Back in May I briefly mused on Lovecraft’s barn, where in 1934 he stored crates of the old 18th century books that he had grown up with and inherited.

In the Moe letters I’ve now come across another mention of this barn. It was located “about a mile away” from Barnes Street in 1930, and it then contained Lovecraft’s carbons for his pre-“Dagon” period of writing. This places the location approximately under this marked area…

This at least narrows the field, for those with access to barn-level street maps from the period. The ‘mile’ might be a little further in, if Lovecraft factored ‘wiggle-room’ into his walking distances.

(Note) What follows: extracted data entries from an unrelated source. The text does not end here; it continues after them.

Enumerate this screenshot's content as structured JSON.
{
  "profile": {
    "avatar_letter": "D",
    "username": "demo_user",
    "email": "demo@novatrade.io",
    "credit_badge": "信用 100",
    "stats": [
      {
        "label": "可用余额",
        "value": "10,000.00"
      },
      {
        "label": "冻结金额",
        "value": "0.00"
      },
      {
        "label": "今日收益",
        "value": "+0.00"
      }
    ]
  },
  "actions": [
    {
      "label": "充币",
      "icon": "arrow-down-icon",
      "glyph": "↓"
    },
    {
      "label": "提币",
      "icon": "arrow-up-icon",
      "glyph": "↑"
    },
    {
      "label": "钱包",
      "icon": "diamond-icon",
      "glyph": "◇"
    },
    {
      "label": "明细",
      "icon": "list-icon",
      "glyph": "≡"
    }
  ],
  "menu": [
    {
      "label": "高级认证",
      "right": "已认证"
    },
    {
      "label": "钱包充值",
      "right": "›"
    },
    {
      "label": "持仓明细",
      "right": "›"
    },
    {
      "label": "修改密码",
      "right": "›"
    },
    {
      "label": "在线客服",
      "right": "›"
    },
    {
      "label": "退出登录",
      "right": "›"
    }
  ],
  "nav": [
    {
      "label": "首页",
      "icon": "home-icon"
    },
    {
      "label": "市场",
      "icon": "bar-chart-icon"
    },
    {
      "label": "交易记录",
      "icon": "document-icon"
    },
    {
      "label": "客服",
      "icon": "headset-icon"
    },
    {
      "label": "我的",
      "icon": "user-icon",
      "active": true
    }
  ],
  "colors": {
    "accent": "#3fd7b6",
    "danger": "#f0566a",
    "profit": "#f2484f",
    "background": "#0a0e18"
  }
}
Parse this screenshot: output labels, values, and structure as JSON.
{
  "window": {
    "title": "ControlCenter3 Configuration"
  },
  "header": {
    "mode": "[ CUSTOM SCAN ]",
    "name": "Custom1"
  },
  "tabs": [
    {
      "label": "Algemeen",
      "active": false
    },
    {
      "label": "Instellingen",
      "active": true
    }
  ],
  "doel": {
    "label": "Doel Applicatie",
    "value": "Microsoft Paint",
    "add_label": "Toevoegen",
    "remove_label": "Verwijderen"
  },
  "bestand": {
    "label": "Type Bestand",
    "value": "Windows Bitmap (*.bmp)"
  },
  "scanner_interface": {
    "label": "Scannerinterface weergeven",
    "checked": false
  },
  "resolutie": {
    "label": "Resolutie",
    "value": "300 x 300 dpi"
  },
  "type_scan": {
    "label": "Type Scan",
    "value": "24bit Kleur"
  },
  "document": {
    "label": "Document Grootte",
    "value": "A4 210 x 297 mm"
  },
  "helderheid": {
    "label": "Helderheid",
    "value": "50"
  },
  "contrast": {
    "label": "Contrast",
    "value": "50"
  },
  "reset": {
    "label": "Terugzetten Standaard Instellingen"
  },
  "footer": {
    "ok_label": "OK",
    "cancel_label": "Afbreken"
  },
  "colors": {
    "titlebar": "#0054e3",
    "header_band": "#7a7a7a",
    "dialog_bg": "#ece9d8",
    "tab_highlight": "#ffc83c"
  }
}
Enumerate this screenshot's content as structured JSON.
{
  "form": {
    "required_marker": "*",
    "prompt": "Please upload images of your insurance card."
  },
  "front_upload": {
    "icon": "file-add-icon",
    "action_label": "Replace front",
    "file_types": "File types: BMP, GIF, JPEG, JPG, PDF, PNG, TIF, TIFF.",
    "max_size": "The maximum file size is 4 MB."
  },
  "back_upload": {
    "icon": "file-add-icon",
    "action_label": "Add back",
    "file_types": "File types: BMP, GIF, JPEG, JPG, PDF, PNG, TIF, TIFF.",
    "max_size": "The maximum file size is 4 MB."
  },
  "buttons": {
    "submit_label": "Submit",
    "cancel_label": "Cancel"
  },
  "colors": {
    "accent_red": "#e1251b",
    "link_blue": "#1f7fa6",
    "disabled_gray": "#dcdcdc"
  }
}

One possible clue is that his younger aunt lived “about a mile away” from Barnes Street, before the move to 66 College Street. Her pre-1933 vicinity might be the best place to start looking for a barn.

It may also help to know that “Old Providence Barns” were catalogued and photographed by John Hutchins Cady in 1948.

This barn is to be differentiated from the substantial 1881 horse-stable at Lovecraft’s boyhood home, which he told Moe was being demolished in August 1931 (Letters to Maurice W. Moe, page 311). Though it must have had a hay-loft to store the winter horse feed, and one letter states that this stable was later used to store the books of a friend-of-the-family. One imagines that dry book-storage, located within a mile of Brown University, might have been in demand during that period.